Julien Le Roy’s work can be found among the world’s greatest collections including the Musées du Louvre, Cognacq-Jay, Jacquemart-André and the Petit Palais in Paris. Other examples are housed at Château de Versailles, at the Victoria and Albert Museum and Guildhall in London and at Waddesdon Manor, Buckinghamshire. The Musée d’Horlogerie, La Chaux-de-Fonds and Museum der Zeitmessung Bayer, Zurich as well as the Rijksmuseum, Amsterdam and Musées Royaux d’Art et d’Histoire, Brussels all house his work, as do the Museum für Kunsthandwerck, Dresden, the National Museum Stockholm and Musea Nacional de Arte Antigua, Lisbon. Works by Le Roy in American collections include the J. P. Getty Museum, California; the Walters Art Gallery, Baltimore and the Detroit Institute of Art. Likewise his work has been eagerly sought after by more recent collectors, counting among them the Baron and Baronne Lopez de Tarragoya who once owned the present regulator.
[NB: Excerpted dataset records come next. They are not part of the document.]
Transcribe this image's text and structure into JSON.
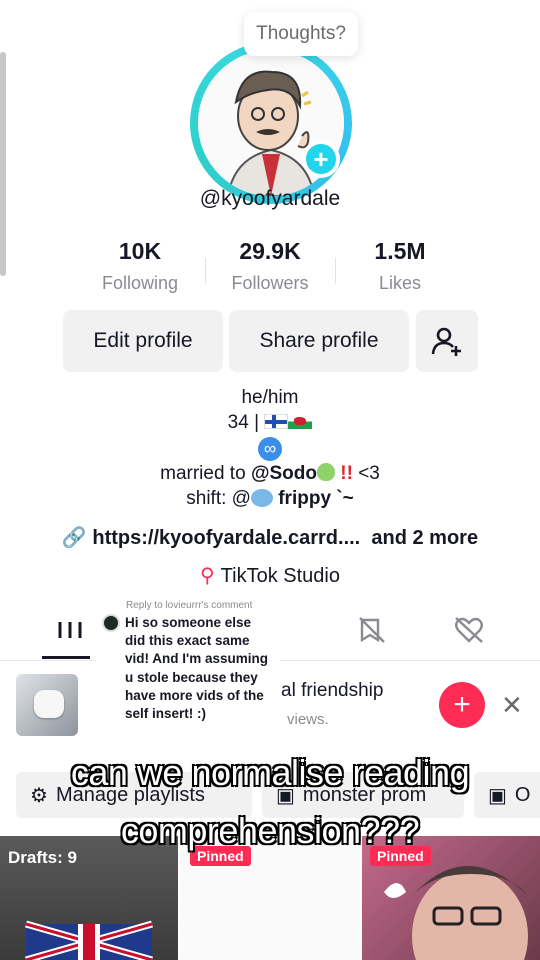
{
  "profile": {
    "thoughts_bubble": "Thoughts?",
    "username": "@kyoofyardale",
    "stats": [
      {
        "value": "10K",
        "label": "Following"
      },
      {
        "value": "29.9K",
        "label": "Followers"
      },
      {
        "value": "1.5M",
        "label": "Likes"
      }
    ],
    "buttons": {
      "edit": "Edit profile",
      "share": "Share profile",
      "add_friend_icon": "add-friend-icon"
    },
    "bio": {
      "pronouns": "he/him",
      "age": "34 |",
      "married_prefix": "married to",
      "married_name": "@Sodo",
      "married_suffix": "<3",
      "shift_prefix": "shift: @",
      "shift_name": "frippy",
      "shift_suffix": "`~"
    },
    "link": "https://kyoofyardale.carrd....",
    "link_more": "and 2 more",
    "studio": "TikTok Studio"
  },
  "comment": {
    "reply_header": "Reply to lovieurrr's comment",
    "text": "Hi so someone else did this exact same vid! And I'm assuming u stole because they have more vids of the self insert! :)"
  },
  "suggestion": {
    "title": "al friendship",
    "subtitle": "views."
  },
  "playlists": [
    "Manage playlists",
    "monster prom",
    "O"
  ],
  "grid": {
    "drafts": "Drafts: 9",
    "pinned": "Pinned"
  },
  "caption": {
    "line1": "can we normalise reading",
    "line2": "comprehension???"
  },
  "colors": {
    "accent": "#fe2c55",
    "ring": "#20d5ec"
  }
}
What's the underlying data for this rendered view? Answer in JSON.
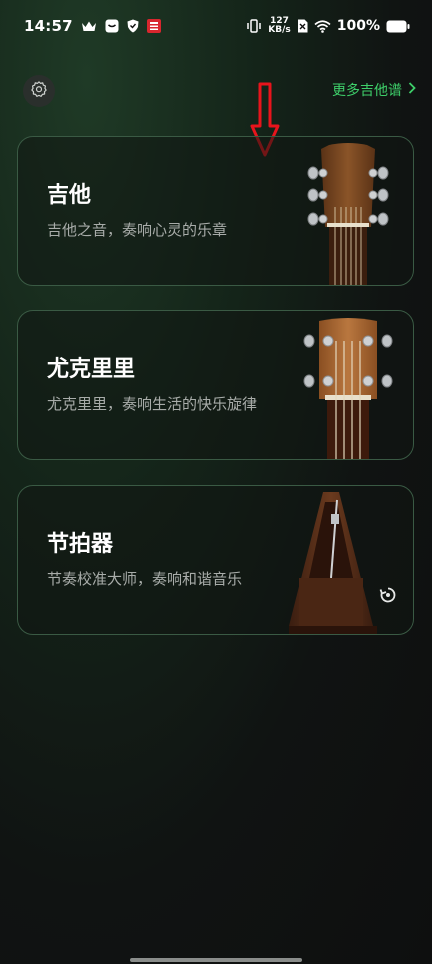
{
  "status_bar": {
    "time": "14:57",
    "net_speed_value": "127",
    "net_speed_unit": "KB/s",
    "battery": "100%"
  },
  "header": {
    "more_tabs_label": "更多吉他谱",
    "chevron": "chevron-right-icon",
    "settings": "gear-icon"
  },
  "cards": [
    {
      "title": "吉他",
      "subtitle": "吉他之音，奏响心灵的乐章",
      "art": "guitar-headstock"
    },
    {
      "title": "尤克里里",
      "subtitle": "尤克里里，奏响生活的快乐旋律",
      "art": "ukulele-headstock"
    },
    {
      "title": "节拍器",
      "subtitle": "节奏校准大师，奏响和谐音乐",
      "art": "metronome"
    }
  ],
  "colors": {
    "accent_green": "#3ecf6a",
    "card_border": "#3a5a44",
    "annotation_red": "#e8141c"
  }
}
Much of their distinguished art collection, formed during the early twentieth century, was acquired through the Parisian dealers Bensimon, L. Kraemer et Fils and Jacques Seligman. Seligman had purchased the majority of the Hertford-Wallace property in 1914 from 2 rue Lafitte and the Château de Bagatelle and consequently numerous items in the Lopez Tarragoya collection are said to have come from Sir Richard Wallace’s collection, which is interesting since as noted a Cressent long case regulator, as here featuring a female mask head mount, is known to have previously been in the Wallace Collection. Thus it is conceivable that this clock could have come from the Hertford-Wallace Collection. It is also known that the Baron Lopez Tarragoya bought pieces from the Loewenstein Collection and the comte de Montesquiu and also frequented the great sales of his day as well as Galerie Charpentier, Paris.